Powering the agents: Workers AI now runs large models, starting with Kimi K2.5

Cloudflare Workers AI Now Runs Large Models, Starting with Kimi K2.5

Cloudflare has announced that its Workers AI platform now supports large models, starting with Moonshot AI's Kimi K2.5 model. This model has a full 256k context window and supports multi-turn tool calling, vision inputs, and structured outputs, making it suitable for a wide range of agentic tasks. With this update, developers can now run the entire agent lifecycle on a single, unified platform, eliminating the need for multiple infrastructure components.

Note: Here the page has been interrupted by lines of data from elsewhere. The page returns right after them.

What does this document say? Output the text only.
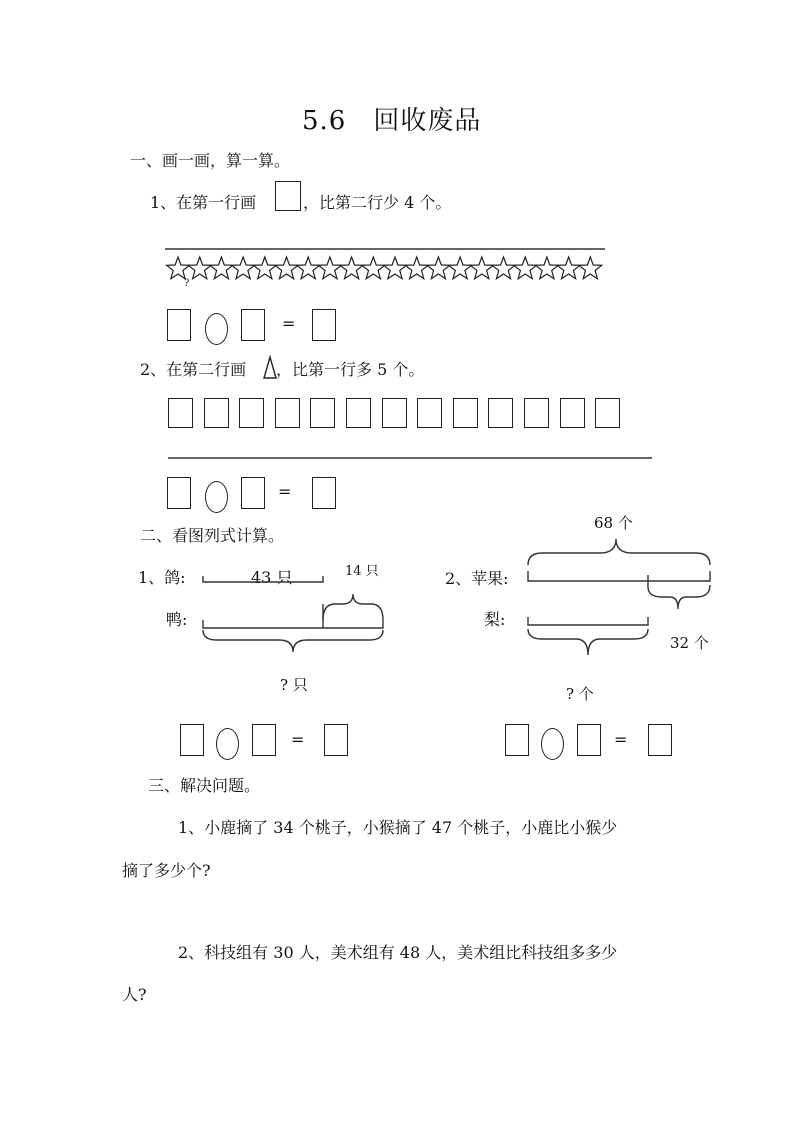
5.6　回收废品
一、画一画，算一算。
1、在第一行画	，比第二行少 4 个。
?
=
2、在第二行画 ，比第一行多 5 个。
=
二、看图列式计算。
1、鸽:	43 只	14 只
鸭:
? 只
68 个
2、苹果:
梨:
32 个
? 个
=	=
三、解决问题。
1、小鹿摘了 34 个桃子，小猴摘了 47 个桃子，小鹿比小猴少
摘了多少个?
2、科技组有 30 人，美术组有 48 人，美术组比科技组多多少
人?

Key Technical Details and Practical Implications

The Kimi K2.5 model has been integrated into Cloudflare's internal development tools and automated code review pipeline, demonstrating its efficiency and cost-effectiveness. In production, the model has proven to be a fast and efficient alternative to larger proprietary models without sacrificing quality. For example, an agent that processes over 7B tokens per day using Kimi has caught more than 15 confirmed issues in a single codebase, while saving 77% of the costs compared to running on a mid-tier proprietary model.

Large Model Inference Stack and Future Plans

Cloudflare has made changes to its inference stack to support large models like Kimi K2.5. The company plans to continue facilitating the shift to open-source models that offer frontier-level reasoning without the proprietary price tag. Workers AI will provide everything from serverless endpoints for personal agents to dedicated instances powering autonomous agents across entire organizations.